- Born: Petra Wobst 1974 (age 51–52)
- Title: Prof. Dr. med.

Academic background
- Alma mater: Charité

Academic work
- Discipline: Computational and Clinical Neuroscience
- Institutions: Max Planck Institute for Human Cognitive and Brain Sciences, Charité
- Main interests: Personalised brain simulations
- Notable works: The Virtual Brain

= Petra Ritter (neuroscientist) =

German neuroscientist

Petra Ritter (née Wobst; born 1974) is a German neuroscientist and medical doctor at Charité in Berlin. Her field is computational neuroscience and her focus is developing brain simulations for individual people with neurological conditions, combining EEG and neuroimaging data.

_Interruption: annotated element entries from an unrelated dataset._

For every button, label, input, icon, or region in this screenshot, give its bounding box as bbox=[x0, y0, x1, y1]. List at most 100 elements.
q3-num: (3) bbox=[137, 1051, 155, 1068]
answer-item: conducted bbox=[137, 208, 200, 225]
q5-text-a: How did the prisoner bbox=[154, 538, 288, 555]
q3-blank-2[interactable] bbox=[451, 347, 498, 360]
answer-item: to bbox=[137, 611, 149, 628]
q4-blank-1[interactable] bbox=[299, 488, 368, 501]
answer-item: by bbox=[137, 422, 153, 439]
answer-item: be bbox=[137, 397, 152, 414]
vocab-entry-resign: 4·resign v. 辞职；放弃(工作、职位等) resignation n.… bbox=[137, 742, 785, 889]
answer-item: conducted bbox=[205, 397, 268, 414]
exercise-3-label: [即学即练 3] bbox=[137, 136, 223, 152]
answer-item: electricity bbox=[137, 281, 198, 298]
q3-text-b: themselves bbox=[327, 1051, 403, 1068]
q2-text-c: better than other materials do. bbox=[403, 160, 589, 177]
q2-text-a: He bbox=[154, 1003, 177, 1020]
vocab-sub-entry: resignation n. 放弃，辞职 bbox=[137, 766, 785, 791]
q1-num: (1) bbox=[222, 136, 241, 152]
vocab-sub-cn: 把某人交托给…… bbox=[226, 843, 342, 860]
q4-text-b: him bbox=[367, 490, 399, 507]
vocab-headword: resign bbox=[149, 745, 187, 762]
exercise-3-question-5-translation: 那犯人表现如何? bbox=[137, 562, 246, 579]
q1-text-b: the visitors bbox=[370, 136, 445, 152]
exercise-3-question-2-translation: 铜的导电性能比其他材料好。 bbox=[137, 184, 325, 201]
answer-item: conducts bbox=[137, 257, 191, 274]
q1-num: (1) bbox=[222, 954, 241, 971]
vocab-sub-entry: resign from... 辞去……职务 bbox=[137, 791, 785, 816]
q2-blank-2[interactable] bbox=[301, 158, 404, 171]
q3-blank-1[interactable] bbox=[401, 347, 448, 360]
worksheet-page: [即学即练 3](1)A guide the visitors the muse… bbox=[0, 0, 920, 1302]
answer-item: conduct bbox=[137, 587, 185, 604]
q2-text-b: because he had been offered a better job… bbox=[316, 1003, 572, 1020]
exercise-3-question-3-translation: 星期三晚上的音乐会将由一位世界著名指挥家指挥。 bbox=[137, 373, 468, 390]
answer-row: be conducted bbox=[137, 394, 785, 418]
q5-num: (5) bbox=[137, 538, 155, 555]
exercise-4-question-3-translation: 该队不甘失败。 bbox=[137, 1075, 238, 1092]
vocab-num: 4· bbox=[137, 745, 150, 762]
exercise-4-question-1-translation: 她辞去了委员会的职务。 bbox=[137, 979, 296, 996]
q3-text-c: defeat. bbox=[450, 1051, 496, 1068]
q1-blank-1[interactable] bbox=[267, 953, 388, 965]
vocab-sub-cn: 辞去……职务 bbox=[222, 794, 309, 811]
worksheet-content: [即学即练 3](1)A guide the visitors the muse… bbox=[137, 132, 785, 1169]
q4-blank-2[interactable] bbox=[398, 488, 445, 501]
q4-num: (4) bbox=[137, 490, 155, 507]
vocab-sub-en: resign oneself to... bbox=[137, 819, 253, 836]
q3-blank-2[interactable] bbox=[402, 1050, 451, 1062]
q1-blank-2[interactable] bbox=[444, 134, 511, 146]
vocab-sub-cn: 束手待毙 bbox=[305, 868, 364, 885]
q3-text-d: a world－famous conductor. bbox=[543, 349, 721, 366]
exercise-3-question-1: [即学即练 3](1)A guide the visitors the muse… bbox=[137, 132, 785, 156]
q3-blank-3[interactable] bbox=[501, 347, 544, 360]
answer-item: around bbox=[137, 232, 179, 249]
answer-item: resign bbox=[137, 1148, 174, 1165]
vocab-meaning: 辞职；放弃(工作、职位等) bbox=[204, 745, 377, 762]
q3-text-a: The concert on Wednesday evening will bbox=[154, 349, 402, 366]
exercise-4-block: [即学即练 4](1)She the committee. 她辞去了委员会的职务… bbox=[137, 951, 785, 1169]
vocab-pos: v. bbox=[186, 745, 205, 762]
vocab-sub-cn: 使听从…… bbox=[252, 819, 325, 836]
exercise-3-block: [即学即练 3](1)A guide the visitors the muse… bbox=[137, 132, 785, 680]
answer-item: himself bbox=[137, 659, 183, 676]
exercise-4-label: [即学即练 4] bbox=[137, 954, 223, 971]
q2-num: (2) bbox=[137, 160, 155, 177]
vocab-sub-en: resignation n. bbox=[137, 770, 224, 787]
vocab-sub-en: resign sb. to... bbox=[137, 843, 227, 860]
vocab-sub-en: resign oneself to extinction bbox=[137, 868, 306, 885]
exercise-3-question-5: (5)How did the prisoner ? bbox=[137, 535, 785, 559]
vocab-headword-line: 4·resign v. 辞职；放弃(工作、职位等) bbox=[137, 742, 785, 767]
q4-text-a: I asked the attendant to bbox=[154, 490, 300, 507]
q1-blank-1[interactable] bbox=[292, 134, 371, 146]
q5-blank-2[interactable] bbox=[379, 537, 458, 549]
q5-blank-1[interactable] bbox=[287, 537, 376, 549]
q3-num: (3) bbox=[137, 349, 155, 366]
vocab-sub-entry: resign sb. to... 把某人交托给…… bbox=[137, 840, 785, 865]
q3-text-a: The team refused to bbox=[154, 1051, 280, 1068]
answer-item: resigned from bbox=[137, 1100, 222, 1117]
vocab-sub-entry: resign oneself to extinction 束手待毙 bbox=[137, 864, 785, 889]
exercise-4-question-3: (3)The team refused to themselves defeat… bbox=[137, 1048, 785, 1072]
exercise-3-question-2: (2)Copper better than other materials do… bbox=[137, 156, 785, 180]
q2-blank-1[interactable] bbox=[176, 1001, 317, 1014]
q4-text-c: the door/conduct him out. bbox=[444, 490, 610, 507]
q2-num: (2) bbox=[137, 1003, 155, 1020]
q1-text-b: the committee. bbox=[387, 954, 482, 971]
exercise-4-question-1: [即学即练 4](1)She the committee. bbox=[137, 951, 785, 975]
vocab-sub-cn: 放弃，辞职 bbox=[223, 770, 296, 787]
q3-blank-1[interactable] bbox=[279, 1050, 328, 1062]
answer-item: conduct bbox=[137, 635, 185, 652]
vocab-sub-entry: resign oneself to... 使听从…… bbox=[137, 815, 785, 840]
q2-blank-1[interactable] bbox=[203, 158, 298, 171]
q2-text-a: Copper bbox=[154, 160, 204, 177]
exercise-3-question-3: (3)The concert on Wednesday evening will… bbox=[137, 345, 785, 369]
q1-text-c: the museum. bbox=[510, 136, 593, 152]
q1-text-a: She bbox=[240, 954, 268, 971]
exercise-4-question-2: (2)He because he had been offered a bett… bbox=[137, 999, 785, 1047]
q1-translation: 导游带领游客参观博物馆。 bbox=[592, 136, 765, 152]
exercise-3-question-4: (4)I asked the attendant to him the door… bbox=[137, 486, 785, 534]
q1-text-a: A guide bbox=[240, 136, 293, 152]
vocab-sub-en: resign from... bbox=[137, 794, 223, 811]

Ritter studied medicine at Humboldt University Berlin. She did residencies at UCLA, UCSD, Mount Sinai School of Medicine in New York, and Harvard Medical School, as well as Charité. In 2002, she received her medical license to practice medicine. In 2004, she completed her doctoral thesis at Charité under Arno Villringer.

She led a lab at Max Planck Institute for Human Cognitive and Brain Sciences in Leipzig from 2011 to 2015.

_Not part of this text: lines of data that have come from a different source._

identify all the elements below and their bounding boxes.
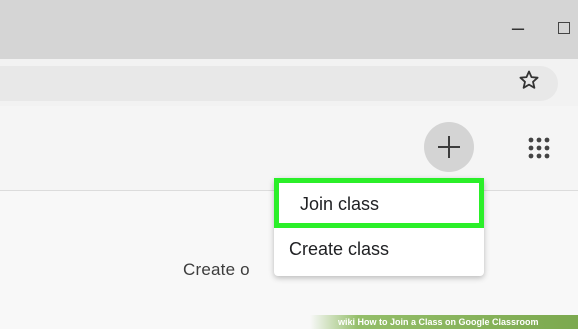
add-class-button[interactable] <box>424 122 474 172</box>
add-class-menu: Join class Create class <box>274 178 484 276</box>
join-class-label: Join class <box>300 194 380 214</box>
browser-titlebar: – <box>0 0 578 59</box>
minimize-button[interactable]: – <box>508 17 528 39</box>
browser-toolbar <box>0 59 578 107</box>
create-class-label: Create class <box>289 239 390 259</box>
apps-grid-icon[interactable] <box>528 137 550 159</box>
maximize-button[interactable] <box>558 22 570 34</box>
star-icon[interactable] <box>517 68 541 92</box>
join-class-menu-item[interactable]: Join class <box>274 178 484 228</box>
address-bar[interactable] <box>0 66 558 101</box>
wikihow-watermark: wiki How to Join a Class on Google Class… <box>310 315 578 329</box>
create-class-menu-item[interactable]: Create class <box>274 233 484 275</box>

She is a co-founder of The Virtual Brain open-source brain simulation platform. Since October 2017 she has held a lifetime BIH Johanna-Quandt Full Professorship of Brain Simulation at the Dept. of Neurology at the Charité and Berlin Institute of Health.

As of 2018, her most-cited papers were:
- Moosmann, M (2003). "Correlates of alpha rhythm in functional magnetic resonance imaging and near infrared spectroscopy."
- Ritter, P (2009). "Rolandic alpha and beta EEG rhythms' strengths are inversely related to fMRI-BOLD signal in primary somatosensory and motor cortex."
- Obrig, H (2000). "Near-infrared spectroscopy: does it function in functional activation studies of the adult brain?"
- Ritter, P (2006). "Simultaneous EEG-fMRI."
- Freyer, F (2011). "Biophysical mechanisms of multistability in resting-state cortical rhythms."